Hari beranjak siang ketika Titik dan Widya mulai membuka studio kecilnya yang terletak di pojok lantai atas Pasar Klewer, Solo. Meski baru pukul 09.00, namun ratusan orang, baik pedagang maupun pengunjung pasar telah menantikan ‘cuap-cuap’ mereka yang dipancarkan melalui sekitar seratus speaker yang dipasang di seantero pasar tekstil terbesar di Jawa Tengah itu. Selain lagu-lagu yang sedang top, tentu saja.

Kantor yang hanya berukuran 2x4 meter itu memang sejak sembilan tahun lalu difungsikan sebagai pusat informasi dan hiburan bagi komunitas Pasar Klewer. Masyarakat pasar dan sekitarnya mengenal studio kecil tersebut sebagai Gapura Klewer Promotion alias Radio Gapura Klewer. “Kalau mau nanya tentang keberadaan radio ini, orang cukup menyebut Gapura gitu aja, pasti semua orang se-Klewer sudah langsung tahu letaknya di mana,” tutur Widya.

Radio komunitas yang dipancang pada frekuensi 97,3 FM itu, awalnya oleh Hadi Yasri, pemilik modal sekaligus pengelola hanya dimaksudkan untuk meramaikan pasar. Sebab, selain pedagang, pengunjung sering mengeluh kepada Himpunan Pedagang Pasar Klewer (HPPK) atas sulitnya mencari informasi seputar Pasar Klewer.

Meskipun sebenarnya Radio Gapura Klewer termasuk dalam kategori radio kabel, tapi acara-acara yang diprogramkan di radio tersebut cukup mewadahi komunitas pasar yang hiruk-pikuk. Kehadiran Gapura dari pukul 09.00 hingga 16.30 itu dirasa sangat menolong bagi pengunjung yang baru pertama kali menginjakkan kaki di area pasar yang terdiri atas dua bangunan yang semuanya berlantai dua itu. Misalnya, saking padatnya pasar, pengunjung sering tersesat atau terpisah dari rombongan.

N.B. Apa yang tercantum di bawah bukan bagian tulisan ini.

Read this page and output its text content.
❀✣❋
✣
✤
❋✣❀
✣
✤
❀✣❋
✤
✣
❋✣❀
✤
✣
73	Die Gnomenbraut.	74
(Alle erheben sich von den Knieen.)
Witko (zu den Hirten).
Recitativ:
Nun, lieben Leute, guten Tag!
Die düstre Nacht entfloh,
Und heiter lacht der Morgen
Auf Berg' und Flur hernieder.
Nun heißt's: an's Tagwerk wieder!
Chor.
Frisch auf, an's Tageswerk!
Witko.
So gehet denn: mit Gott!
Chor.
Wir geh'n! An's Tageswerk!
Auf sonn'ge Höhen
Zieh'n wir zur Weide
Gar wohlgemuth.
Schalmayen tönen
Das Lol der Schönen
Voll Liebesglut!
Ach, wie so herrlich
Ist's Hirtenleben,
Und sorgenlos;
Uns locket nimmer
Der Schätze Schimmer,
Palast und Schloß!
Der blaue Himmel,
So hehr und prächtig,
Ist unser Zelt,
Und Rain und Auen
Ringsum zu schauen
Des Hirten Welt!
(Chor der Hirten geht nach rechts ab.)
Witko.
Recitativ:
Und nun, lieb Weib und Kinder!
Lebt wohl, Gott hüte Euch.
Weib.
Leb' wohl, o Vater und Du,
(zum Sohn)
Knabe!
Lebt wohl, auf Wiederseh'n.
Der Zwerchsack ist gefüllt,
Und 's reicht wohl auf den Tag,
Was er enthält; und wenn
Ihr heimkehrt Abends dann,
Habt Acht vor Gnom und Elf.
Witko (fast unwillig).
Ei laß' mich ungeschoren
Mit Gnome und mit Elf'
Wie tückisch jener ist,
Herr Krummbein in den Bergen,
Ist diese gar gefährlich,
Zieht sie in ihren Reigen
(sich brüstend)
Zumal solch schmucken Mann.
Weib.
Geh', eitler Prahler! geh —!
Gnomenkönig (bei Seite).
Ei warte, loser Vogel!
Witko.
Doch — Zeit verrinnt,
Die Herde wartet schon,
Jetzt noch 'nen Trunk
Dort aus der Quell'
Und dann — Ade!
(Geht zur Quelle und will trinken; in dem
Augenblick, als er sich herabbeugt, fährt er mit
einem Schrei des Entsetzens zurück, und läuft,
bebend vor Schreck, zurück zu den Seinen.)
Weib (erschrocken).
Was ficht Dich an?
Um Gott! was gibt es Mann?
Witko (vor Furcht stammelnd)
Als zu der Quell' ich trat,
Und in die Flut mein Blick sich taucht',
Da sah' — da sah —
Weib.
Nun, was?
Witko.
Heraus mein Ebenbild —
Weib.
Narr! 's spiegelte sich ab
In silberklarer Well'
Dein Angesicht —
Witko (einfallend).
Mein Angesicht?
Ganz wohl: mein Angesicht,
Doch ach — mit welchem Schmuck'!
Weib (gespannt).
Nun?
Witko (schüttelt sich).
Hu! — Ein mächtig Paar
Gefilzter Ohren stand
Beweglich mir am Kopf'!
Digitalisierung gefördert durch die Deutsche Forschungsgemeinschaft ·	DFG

Bahkan kadang pedagang juga memanfaatkan Gapura untuk mencari bakul-nya yang hilang. “Di sini kalau nggak ada Gapura nggak bisa dengerin lagu-lagu, kan kita juga butuh hiburan daripada pusing kalau pas dagangan nggak laku,” ucap Yusuf Feri, salah seorang pedagang di los E.

Selain lagu yang menduduki porsi hiburan terbesar sebagai program acara, Gapura juga menyampaikan informasi berupa news. Biasanya, para penyiar Gapura akan menyampaikan berita tentang hal-hal yang tengah in, baik itu seputar Solo maupun berita-berita yang bersifat nasional dan internasional. Gapura juga menjadi media yang sangat efektif untuk menyampaikan informasi dan sosialisasi dari Dinas Pasar Pemkot Solo dan HPPK. “Karena di sini kami belum punya reporter yang ditugasi untuk cari berita langsung ke lapangan, maka kami masih ngambil berita dari koran atau tabloid. Kadang malah justru pendengar yang minta dibacain tentang berita yang lagi trend, seperti seputar pilkada atau perkembangan tsunami waktu Aceh terkena bencana itu,” terang Titik.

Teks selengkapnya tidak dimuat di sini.